In Giappone conquistò l'oro del corpo libero tra i giganti di casa, più l'argento agli anelli e il bronzo alle parallele pari, e fu ribattezzato l' "angelo azzurro”.

Nel suo palmares ben cinque medaglie olimpiche, le prime delle quali, entrambe di bronzo, a Roma '60: una nel corpo libero e poi lo storico podio nel concorso a squadre, quando a Caracalla riuscì a vincere la prima medaglia del dopoguerra assieme a Giovanni Carminucci, Angelo Vicardi, Pasquale Carminucci, Gianfranco Marzolla e Orlando Polmonari, allenati dallo svizzero Jack Gunthard.
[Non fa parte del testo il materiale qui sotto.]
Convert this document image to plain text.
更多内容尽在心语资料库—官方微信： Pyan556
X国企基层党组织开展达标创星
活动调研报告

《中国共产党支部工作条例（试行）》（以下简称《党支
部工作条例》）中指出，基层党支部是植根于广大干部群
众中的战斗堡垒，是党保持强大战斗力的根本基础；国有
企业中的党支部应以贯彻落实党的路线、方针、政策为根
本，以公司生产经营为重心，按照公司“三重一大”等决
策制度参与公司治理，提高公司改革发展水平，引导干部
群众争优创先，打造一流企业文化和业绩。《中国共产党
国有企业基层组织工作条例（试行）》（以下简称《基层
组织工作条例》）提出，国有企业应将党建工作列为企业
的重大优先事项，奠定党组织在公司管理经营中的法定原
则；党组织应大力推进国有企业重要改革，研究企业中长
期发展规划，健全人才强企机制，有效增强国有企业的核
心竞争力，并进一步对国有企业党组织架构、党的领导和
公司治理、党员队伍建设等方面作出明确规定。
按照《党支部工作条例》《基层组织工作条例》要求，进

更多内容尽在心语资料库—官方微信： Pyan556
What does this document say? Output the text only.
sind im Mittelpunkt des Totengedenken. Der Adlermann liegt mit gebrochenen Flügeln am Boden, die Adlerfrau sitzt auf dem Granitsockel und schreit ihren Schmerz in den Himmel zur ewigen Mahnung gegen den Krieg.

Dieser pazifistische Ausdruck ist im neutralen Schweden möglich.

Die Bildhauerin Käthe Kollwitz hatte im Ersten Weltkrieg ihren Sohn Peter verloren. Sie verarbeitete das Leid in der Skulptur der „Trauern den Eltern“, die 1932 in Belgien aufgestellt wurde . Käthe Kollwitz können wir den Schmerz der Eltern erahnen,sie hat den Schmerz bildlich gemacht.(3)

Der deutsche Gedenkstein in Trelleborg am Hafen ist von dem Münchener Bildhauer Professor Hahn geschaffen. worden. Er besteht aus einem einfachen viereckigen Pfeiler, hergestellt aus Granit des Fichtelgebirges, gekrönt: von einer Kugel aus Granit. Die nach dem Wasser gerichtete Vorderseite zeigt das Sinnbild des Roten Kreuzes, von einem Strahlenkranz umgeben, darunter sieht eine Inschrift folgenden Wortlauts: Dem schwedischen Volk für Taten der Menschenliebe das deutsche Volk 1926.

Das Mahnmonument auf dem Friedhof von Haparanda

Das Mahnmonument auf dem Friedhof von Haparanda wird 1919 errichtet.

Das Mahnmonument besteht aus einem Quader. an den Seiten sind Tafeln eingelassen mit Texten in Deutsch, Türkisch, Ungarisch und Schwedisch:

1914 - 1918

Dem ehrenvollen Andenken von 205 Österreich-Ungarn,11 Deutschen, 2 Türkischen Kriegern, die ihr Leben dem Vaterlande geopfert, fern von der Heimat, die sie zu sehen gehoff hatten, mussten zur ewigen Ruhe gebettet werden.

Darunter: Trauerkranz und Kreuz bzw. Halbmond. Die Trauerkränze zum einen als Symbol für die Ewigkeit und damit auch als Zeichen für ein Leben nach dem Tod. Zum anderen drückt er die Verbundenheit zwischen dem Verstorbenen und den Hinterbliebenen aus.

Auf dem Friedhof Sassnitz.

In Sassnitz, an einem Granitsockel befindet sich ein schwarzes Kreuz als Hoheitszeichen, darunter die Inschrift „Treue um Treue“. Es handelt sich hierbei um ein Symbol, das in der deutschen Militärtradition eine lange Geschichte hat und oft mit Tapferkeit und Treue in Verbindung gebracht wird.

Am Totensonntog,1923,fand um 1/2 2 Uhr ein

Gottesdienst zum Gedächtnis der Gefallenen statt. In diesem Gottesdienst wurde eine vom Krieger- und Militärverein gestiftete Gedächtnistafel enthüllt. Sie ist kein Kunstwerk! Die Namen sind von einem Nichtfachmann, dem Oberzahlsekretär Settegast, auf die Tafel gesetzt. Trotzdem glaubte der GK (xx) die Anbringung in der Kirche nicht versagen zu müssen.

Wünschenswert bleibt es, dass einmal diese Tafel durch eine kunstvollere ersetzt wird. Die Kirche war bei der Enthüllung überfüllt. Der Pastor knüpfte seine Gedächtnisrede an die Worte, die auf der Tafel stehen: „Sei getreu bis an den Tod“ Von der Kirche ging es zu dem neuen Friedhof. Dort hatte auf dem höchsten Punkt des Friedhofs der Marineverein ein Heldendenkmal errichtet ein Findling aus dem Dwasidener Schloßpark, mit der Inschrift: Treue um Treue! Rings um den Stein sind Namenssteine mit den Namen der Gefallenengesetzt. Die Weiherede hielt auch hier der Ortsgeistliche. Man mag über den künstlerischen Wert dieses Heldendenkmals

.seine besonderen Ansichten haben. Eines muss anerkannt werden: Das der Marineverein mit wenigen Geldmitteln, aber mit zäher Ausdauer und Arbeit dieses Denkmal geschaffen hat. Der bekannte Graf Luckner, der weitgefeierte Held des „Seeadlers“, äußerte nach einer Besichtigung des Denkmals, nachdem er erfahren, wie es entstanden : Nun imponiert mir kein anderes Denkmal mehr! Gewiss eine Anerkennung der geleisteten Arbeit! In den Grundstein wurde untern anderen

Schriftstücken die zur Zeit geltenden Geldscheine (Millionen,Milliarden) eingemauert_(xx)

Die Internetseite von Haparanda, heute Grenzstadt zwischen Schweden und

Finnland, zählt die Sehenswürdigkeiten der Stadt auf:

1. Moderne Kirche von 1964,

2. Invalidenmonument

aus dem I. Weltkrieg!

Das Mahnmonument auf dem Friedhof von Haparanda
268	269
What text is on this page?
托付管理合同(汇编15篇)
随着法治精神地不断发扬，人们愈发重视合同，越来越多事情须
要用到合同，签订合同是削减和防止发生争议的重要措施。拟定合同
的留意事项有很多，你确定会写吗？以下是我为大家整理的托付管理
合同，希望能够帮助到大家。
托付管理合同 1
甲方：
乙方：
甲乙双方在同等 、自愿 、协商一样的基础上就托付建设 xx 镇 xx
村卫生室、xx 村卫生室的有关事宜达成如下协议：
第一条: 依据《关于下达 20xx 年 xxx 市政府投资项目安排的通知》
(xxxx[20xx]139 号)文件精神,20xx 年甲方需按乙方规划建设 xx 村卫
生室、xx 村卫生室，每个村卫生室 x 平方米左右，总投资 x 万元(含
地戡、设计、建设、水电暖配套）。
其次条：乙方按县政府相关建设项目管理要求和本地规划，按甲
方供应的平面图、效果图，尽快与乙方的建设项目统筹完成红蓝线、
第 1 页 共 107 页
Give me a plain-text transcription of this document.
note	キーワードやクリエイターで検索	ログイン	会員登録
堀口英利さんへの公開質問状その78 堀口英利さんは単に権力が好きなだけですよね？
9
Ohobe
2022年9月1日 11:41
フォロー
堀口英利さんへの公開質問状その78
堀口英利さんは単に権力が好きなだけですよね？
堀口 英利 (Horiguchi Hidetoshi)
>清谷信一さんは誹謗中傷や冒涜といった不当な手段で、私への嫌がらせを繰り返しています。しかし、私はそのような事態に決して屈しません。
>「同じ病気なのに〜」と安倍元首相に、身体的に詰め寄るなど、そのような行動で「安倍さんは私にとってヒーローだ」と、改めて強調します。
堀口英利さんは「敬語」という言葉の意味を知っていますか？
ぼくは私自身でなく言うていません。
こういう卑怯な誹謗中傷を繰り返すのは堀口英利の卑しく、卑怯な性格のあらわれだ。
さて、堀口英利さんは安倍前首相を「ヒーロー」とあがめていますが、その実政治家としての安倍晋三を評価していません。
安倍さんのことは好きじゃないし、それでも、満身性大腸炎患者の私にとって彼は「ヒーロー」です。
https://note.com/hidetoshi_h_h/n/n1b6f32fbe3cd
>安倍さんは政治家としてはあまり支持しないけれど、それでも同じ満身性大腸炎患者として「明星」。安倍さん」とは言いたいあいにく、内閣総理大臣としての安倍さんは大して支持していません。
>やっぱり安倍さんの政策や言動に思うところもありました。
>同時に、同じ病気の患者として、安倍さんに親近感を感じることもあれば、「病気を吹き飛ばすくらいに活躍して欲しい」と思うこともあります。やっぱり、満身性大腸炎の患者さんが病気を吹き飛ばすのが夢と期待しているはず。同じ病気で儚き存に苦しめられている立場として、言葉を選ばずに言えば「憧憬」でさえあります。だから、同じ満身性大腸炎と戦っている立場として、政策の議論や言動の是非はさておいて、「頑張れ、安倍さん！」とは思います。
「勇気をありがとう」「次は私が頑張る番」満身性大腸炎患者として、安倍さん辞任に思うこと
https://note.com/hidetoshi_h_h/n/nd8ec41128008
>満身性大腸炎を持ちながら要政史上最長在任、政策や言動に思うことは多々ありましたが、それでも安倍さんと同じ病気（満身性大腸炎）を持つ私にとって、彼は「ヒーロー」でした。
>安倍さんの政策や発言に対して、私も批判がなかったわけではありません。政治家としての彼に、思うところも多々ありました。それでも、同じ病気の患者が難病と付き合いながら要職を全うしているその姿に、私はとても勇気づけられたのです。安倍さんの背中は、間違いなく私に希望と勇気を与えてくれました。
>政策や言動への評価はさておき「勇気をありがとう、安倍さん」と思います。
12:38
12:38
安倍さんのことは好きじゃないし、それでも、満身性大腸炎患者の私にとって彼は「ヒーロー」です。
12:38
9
Quattro anni dopo a Tokyo arrivò la consacrazione, con l'oro nel corpo libero, l'argento agli anelli e il bronzo alle parallele pari. Per Menichelli anche tre bronzi iridati e sei medaglie d'oro agli Europei oltre a sei titoli italiani nel concorso generale. «Alla famiglia, agli amici e a tutto il mondo della ginnastica va l'abbraccio commosso dello sport italiano - si legge nella nota della Fgi - La Federazione ginnastica d'Italia, il presidente Facci e tutto il Consiglio direttivo federale si stringono nel cordoglio alla moglie Gabriella e le figlie Cristiana e Francesca».